|Frozen strawberries: superb in porridge|
It should go without saying that all frozen fruit and veg are for further processing. They are not for defrosting and eating raw in salads. Most of them are best cooked straight from frozen, especially chips, which have to be cooked from frozen - otherwise you end up with a disgusting mush.
Our current favourites for freezing are:
- Vegetables that don't need blanching such as tomatoes and chillies
- Peas and podded beans
- Blanched broccoli and cauliflower
- Par-fried chips
|This week's candidates for tomato sauce|
|Cheyenne and Cayenne|
I add them to small plastic containers as they reach their desired colour. Then I just use one at a time, straight from frozen.
Another item that uses little space is herbs. I only bother with two of them: coriander and parsley. They can be frozen as they come, no need to use ice cube trays or suspend in oil.
In March I start to convert some of potatoes into frozen chips to bridge the gap in May and June when the old potatoes have run out or are getting a bit past it and the early potatoes aren't ready yet. You can just blanch the chips and then freeze. However, they tend to develop an oxidised edge, which doesn't look terribly appetising even if it doesn't affect the flavour. Par-frying avoids this.
Most other things I would now only freeze as part of a cooked dish, as a ready meal. Courgettes, especially, take on an odd rubbery texture when cooked from frozen. The same goes, to a slightly lesser extent, for green beans.

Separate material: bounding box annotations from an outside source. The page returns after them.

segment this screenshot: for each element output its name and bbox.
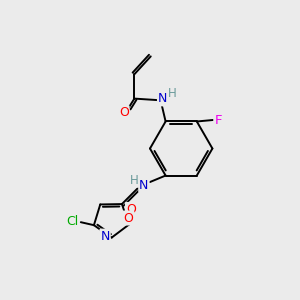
Text: H: H — [130, 174, 139, 187]
Text: H: H — [168, 87, 177, 100]
Text: F: F — [214, 113, 222, 127]
Text: O: O — [123, 212, 133, 224]
Text: O: O — [119, 106, 129, 119]
Text: O: O — [126, 203, 136, 216]
Text: N: N — [158, 92, 167, 105]
Text: N: N — [100, 230, 110, 243]
Text: Cl: Cl — [66, 214, 78, 227]
Text: N: N — [139, 178, 148, 192]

|No need to freeze veg like chard that can|
be left in the ground over winter.
Potatoes, onions and garlic are stored in sheds. Pumpkins and squashes are stored at room temperature in the kitchen and lounge, as they're also quite decorative. Apples are mainly dried as rings, which can be munched as a snack or rehydrated for baking or cooking. All other vegetables (carrots, courgettes, beetroot etc.) have been chopped into chutneys and pickles. Any remaining are used fresh and then we bid them farewell till next summer.